"Quando ero incinta, pochi giorni prima di partorire, ho sognato Simone che mi chiedeva: 'Mamma, aiutami'. Solo nel momento in cui è nato abbiamo scoperto che qualcosa non andava".
Lorena aveva avuto una gravidanza tranquilla, senza alcun problema: eppure quel sogno si sarebbe rivelato premonitore. Simone è nato con la sindrome Lenz-Majewski, una malattia genetica rarissima di cui, al momento, lei è riuscita a rintracciare altri 11 casi nel mondo. Sono circa 20 includendo quelli descritti in letteratura: alcuni di questi bimbi non ci sono più.
Suo figlio ha compiuto 12 anni il 1° dicembre 2025: è non verbale, presenta un ritardo cognitivo e un idrocefalo accentuato, è affetto da nanismo, ha una pelle estremamente sottile e fragile. Può provocarsi lividi e ferite con estrema facilità.
Proprio come la stessa Lorena aveva visto nel suo sogno, è nato con una falange in meno nelle dita. Eppure, sottolinea, ha una forza incredibile: si fa capire e sta imparando a utilizzare la comunicazione aumentativa alternativa.
Cammina se aiutato, si alza da solo, si alimenta con cibo frullato, ma senza PEG: "Non è un bambino ospedalizzato: siamo fortunati", sottolinea la mamma a TAG24.
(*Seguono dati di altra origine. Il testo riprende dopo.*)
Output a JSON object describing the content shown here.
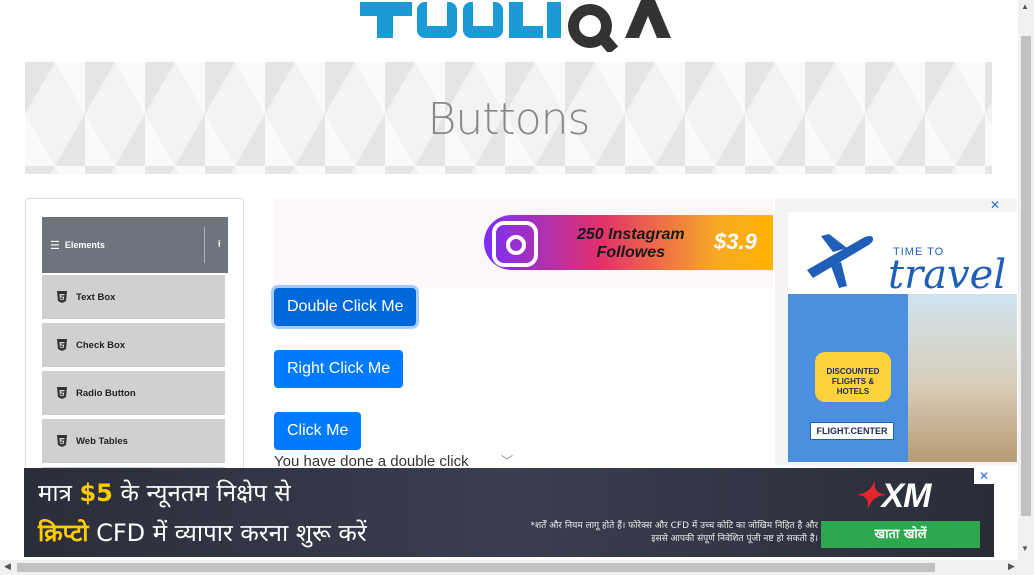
{
  "logo": {
    "text": "TOOLSQA"
  },
  "banner": {
    "title": "Buttons"
  },
  "sidebar": {
    "group": {
      "label": "Elements",
      "icon": "menu-icon",
      "toggle_icon": "collapse-up-icon"
    },
    "items": [
      {
        "label": "Text Box",
        "icon": "html5-icon"
      },
      {
        "label": "Check Box",
        "icon": "html5-icon"
      },
      {
        "label": "Radio Button",
        "icon": "html5-icon"
      },
      {
        "label": "Web Tables",
        "icon": "html5-icon"
      }
    ]
  },
  "main": {
    "ad_top": {
      "line1": "250 Instagram",
      "line2": "Followes",
      "price": "$3.9"
    },
    "buttons": {
      "double_click": "Double Click Me",
      "right_click": "Right Click Me",
      "click": "Click Me"
    },
    "message": "You have done a double click"
  },
  "ad_right": {
    "close": "✕",
    "time_to": "TIME TO",
    "travel": "travel",
    "bubble_line1": "DISCOUNTED",
    "bubble_line2": "FLIGHTS & HOTELS",
    "brand": "FLIGHT.CENTER"
  },
  "ad_bottom": {
    "line1_pre": "मात्र ",
    "line1_amount": "$5",
    "line1_post": " के न्यूनतम निक्षेप से",
    "line2_hl": "क्रिप्टो",
    "line2_post": " CFD में व्यापार करना शुरू करें",
    "fine_print": "*शर्तें और नियम लागू होते हैं। फोरेक्स और CFD में उच्च कोटि का जोखिम निहित है और इससे आपकी संपूर्ण निवेशित पूंजी नष्ट हो सकती है।",
    "brand": "XM",
    "cta": "खाता खोलें",
    "close": "✕"
  },
  "colors": {
    "primary": "#007bff",
    "sidebar_header": "#6c757d",
    "menu_item": "#d0d0d0"
  }
}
Lorena racconta la storia di suo figlio con ironia. "Tutte le disabilità a cui puoi pensare, lui le ha!", scherza. Simone è arrivato come uno tsunami nelle loro vite, stravolgendole, riempiendole di difficoltà di pari passo con l'amore.
Quando è nato all'ospedale di Rivoli, nel Torinese, per i medici "fu una doccia fredda" spiega. Il reparto non era attrezzato: "Simone è nato morendo, come dico spesso. Era in arresto cardio-respiratorio ed è stato rianimato. La sua sopravvivenza era un'incognita per tutti: ma io ero sicura che ce l'avrebbe fatta".
I bambini con questa sindrome sono pochissimi nel mondo: colpisce un neonato su 100 milioni. Eppure ognuno di loro ha caratteristiche diverse dall'altro.
"La letteratura parla di nove casi, io ne ho trovati altri undici, persone vive e decedute, tra Stati Uniti, Turchia, Germania. I tratti comuni sono il nanismo, le anomalie scheletriche progressive, disabilità intellettive, anomalie delle dita, vene evidenti".
Non esiste una cura per la sindrome di Simone: ci sono solo le terapie per far fronte ai sintomi. Lui, nonostante le difficoltà, ha fatto molti progressi negli anni, tanto da essere soprannominato "Simone il leone" dalla sua famiglia.
Frequenta la scuola, ha molti amici, è circondato da persone che gli vogliono bene, tra cui il suo fratellino minore Mattia. A differenza di altri bambini e ragazzi con sindromi genetiche rare o disabilità, non deve affrontare lunghi periodi di ricovero in ospedale.
Ma nonostante i lati positivi, ci sono anche quelli di cui si fatica maggiormente a parlare.
"Certo, è un mondo faticoso" sottolinea Lorena. "Io e mio marito Francesco non dormiamo molto, perché Simone ha il naso chiuso, respira con la bocca e la lingua gli ostruisce le vie aeree. Abbiamo fatto alcuni ricoveri programmati per evitare di usare la NIV (la ventilazione meccanica non invasiva, ndr) ma alla fine le apnee di Simone sono talmente forti da invalidare l'uso del dispositivo" spiega.
"Quando ha queste apnee, il suo cuore va in affanno, non arriva abbastanza ossigeno al cervello e quindi si creano tutta una serie di problematiche che al momento riesce a gestire da solo, senza alcun aiuto. Continueremo così fino a quando il corpo di Simone ce la farà: è questa la verità" sottolinea.
L'aspettativa di vita per i pazienti con questa sindrome, afferma Lorena in un filo di voce, è di circa vent'anni.
Qual è l'insegnamento più grande che Simone ha trasmesso alla sua mamma? Lorena non ha dubbi. "Mi ha insegnato a essere fragile e mi commuovo mentre lo dico" risponde.
"I figli ti fanno da specchio. E Simone mi ha fatto vedere la mia fragilità. Grazie a lui, scorgo le mie debolezze e imparo ad accettarle".
Ma non solo. I genitori di Simone hanno imparato a vivere il presente, tralasciando le preoccupazioni per un futuro che ancora non c'è.
"Queste situazioni così forti, così complesse, ti insegnano un po' a stare 'nel qui e ora', a viverti e goderti il momento presente, senza pensare veramente troppo al domani. Viviamo di giorno in giorno, 'un giorno alla volta' come dico sempre: è diventato il mio motto".